Elle s’est faite au temps pluvieux de la région parisienne. Elle se demandait l’an dernier pourquoi tout était si gris, maintenant elle n’y pense plus.
C’est par un jour de pluie que la catastrophe est arrivée. Elle ne s’attendait pas aux regards hostiles qu’elle découvrit en entrant dans la classe : un petit groupe de filles la dévisageait ostensiblement avec méfiance. Il comprenait des élèves qu’elle n’avait pas l‘habitude de fréquenter, mais qui, du moins, depuis la rentrée, ne semblaient pas ne pas l’apprécier. Vanouché décida de ne pas les remarquer, et Lilli se mit à parler fort et à rire à grand éclat, comme si elle cherchait à détourner l’attention.

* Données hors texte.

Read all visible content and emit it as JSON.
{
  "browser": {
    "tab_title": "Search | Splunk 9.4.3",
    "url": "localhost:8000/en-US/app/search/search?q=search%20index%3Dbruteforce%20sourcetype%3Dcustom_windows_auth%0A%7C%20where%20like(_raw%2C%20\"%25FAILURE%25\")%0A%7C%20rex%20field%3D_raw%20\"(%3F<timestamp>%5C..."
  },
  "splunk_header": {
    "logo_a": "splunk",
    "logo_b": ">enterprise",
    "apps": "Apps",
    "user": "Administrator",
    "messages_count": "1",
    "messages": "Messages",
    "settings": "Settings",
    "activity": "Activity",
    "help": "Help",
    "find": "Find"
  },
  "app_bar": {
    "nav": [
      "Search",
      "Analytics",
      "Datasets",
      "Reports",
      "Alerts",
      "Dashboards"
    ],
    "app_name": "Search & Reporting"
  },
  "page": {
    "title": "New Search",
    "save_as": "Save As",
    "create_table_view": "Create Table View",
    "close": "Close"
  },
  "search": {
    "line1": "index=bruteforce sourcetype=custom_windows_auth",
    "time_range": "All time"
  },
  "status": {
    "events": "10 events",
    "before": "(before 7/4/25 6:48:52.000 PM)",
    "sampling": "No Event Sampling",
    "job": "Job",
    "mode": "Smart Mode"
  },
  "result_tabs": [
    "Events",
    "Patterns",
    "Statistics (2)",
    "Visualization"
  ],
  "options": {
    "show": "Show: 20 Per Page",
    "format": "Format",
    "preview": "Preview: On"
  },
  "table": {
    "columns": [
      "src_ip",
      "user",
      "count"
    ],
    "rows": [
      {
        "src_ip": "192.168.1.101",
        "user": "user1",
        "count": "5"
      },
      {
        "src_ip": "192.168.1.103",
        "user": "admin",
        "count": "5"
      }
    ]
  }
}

Pourtant, à la récréation, la bande de filles s’approcha de Vanouché et se mit à l’interpeller :
- Alors c’est pour tuer les Français que tes parents sont venus chez nous ?... Qu’est-ce que tu fais ici, retourne dans ton pays, on veut pas de toi.
- Casse-toi !
- On va dénoncer tes parents à la police !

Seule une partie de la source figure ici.